Infine, è arrivata l’iniziativa di Telefonica. Il Governo, fino a quel punto assente, si è mosso, o meglio ha annunciato di volerlo fare, e il Senato ha approvato la riforma sull’Opa nata dalla mozione bipartisan Mucchetti-Matteoli. In concreto però nulla è stato fatto ed uguali, dopo tante chiacchiere, restano i problemi di Telecom.

Oltre alla consueta confusione delle nostre classi dirigenti, ha poi colpito il mancato coinvolgimento di Agcom. Quest’ultima non è stata chiamata, al contrario di altre Autorità, nei vari passaggi istituzionali sulla vicenda. Non dal Parlamento, non, a quanto è dato di sapere, dal Governo. E’ ovvio che Agcom non fa politica industriale e non ha competenze sugli assetti proprietari e finanziari di un’azienda privata.

Ma nel caso di specie due sono le questioni che rendono il suo ruolo essenziale. La prima che l’infrastruttura di Telecom, in assenza di alternative, è fondamentale per il funzionamento del settore. La seconda che le regole adottate dall’Autorità hanno un ruolo decisivo, oltre che sugli assetti concorrenziali, sul futuro dell’ex monopolista. Vincoli regolatori più o meno ampi e valori di remunerazione degli investimenti sono concetti indissolubilmente legati agli esiti organizzativi e proprietari che riguarderanno l’azienda.

Come può dunque Agcom essere fuori dalla partita. A meno che qualcuno non stia già sopravanzando l’idea di un unico mercato e di un unico regolatore europeo.
Il convitato in sostanza non sarebbe Agcom, ma gli uffici di Bruxelles. Senza fare troppa dietrologia, sarà il caso di seguire qualche indizio. Per primo quello contenuto nelle parole del Presidente del Consiglio all’ultimo convegno di Confindustria digitale: pochi operatori forti in Europa e più potere alla Commissione, in una perfetta intesa con le idee della Kroes.

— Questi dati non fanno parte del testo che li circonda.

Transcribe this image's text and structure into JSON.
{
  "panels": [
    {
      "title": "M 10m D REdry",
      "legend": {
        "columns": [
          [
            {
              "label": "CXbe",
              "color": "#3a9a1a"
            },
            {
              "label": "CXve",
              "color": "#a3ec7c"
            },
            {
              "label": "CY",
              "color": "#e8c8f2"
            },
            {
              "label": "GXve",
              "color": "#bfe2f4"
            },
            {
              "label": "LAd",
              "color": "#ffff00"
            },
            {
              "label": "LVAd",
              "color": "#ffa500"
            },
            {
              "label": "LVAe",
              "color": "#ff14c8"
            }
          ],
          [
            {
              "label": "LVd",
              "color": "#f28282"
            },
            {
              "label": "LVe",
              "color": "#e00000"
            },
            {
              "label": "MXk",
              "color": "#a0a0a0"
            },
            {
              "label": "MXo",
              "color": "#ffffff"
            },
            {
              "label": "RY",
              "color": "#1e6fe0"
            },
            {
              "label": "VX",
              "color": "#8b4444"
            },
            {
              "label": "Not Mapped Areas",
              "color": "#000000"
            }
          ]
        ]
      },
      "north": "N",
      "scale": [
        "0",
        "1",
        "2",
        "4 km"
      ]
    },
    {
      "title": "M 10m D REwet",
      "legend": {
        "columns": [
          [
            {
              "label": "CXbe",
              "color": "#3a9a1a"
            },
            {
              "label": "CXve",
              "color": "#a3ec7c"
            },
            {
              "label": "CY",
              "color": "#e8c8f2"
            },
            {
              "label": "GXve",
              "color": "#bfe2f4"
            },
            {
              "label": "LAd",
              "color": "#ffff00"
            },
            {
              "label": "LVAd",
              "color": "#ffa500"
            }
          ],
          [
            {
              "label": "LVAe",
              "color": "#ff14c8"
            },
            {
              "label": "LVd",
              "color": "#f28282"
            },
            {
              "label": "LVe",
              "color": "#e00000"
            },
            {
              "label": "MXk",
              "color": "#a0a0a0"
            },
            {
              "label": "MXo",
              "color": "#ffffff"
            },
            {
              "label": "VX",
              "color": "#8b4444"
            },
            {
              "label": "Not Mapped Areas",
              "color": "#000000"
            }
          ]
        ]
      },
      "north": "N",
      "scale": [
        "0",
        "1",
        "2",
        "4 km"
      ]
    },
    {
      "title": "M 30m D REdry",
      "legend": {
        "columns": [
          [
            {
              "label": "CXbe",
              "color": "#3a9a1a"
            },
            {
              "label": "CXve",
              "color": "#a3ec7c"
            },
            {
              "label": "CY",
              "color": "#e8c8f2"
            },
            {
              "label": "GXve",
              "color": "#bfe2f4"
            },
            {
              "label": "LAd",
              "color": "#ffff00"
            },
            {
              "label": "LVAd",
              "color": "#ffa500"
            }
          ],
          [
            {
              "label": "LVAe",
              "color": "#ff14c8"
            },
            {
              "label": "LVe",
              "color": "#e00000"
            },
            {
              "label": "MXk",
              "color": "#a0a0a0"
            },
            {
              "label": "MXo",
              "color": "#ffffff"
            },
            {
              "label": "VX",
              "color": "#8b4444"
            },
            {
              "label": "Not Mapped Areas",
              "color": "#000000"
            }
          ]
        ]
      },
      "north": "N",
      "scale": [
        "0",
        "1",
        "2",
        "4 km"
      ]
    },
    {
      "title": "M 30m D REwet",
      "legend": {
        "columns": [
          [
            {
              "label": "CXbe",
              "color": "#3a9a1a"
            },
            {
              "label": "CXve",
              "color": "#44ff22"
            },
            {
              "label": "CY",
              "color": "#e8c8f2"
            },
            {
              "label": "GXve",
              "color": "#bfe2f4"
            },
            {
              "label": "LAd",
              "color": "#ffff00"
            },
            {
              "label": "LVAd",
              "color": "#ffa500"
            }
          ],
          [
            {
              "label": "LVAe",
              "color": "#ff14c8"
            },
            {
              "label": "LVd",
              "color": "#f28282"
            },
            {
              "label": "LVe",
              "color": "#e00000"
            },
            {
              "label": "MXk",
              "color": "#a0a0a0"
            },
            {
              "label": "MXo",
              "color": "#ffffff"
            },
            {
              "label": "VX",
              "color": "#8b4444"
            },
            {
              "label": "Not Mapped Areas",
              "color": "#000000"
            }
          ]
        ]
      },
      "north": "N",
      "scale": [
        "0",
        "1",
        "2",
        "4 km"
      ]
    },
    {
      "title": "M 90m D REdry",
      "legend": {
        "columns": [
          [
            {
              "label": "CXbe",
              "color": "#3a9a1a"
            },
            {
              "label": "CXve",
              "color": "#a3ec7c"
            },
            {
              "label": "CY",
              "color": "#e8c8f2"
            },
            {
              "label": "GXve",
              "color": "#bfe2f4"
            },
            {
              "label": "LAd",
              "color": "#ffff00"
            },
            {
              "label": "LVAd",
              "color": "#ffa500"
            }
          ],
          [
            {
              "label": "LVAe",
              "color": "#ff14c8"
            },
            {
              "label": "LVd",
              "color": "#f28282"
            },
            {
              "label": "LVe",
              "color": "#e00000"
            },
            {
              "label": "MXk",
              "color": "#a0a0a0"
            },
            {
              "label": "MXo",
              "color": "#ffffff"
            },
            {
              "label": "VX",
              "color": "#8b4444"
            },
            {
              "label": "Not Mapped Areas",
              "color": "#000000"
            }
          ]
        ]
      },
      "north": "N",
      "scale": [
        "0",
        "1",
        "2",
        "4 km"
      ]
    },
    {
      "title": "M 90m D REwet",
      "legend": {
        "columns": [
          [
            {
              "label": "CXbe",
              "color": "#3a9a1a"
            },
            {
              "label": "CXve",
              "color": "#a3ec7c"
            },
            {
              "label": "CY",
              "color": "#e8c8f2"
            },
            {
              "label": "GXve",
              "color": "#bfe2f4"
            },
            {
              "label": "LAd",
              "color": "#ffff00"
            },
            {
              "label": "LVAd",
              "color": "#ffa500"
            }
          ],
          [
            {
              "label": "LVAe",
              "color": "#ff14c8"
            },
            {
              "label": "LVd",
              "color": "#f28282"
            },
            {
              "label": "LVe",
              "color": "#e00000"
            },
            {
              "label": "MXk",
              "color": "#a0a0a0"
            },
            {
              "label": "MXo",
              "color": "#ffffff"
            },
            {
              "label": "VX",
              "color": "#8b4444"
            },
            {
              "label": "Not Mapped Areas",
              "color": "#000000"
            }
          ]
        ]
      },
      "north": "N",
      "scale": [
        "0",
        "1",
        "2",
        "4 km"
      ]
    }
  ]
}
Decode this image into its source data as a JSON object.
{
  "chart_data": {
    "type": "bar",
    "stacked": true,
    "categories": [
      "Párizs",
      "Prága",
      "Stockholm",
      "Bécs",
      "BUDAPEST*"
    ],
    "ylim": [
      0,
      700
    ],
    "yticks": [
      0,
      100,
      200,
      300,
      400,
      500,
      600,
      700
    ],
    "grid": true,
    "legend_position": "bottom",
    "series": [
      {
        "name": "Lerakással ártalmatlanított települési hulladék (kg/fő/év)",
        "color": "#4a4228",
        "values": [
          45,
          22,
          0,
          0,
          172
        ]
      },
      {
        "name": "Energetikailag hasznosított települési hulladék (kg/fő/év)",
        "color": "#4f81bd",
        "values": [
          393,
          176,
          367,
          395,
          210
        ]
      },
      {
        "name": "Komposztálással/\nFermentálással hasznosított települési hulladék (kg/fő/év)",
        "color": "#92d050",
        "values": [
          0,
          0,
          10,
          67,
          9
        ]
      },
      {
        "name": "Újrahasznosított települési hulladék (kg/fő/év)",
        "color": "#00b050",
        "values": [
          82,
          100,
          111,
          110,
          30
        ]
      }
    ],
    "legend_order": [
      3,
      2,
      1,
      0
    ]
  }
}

Vedremo come andrà a finire anche se viene il sospetto che nel vecchio continente l’idea è quella di vedere in futuro due molossi delle reti, uno attestato sull’asse franco tedesco (voci insistenti parlano di un accordo tra France Telecom e Deutsche Telekom), l’altro sull’asse mediterraneo capitanato da Telefonica (con Telecom Italia in posizione ancillare).
Il tutto vigilato dalla Commissione europea. In ogni caso, senza stare a pensar male, un fatto è certo: Agcom non può restare fuori. Lo impone l’assetto attuale delle leggi in materia, ma soprattutto la circostanza che la stessa Autorità salvaguarda nel settore concorrenti e concorrenza, che, insieme alle sorti di Telecom, forse qualcuno vuole affidare ad altri.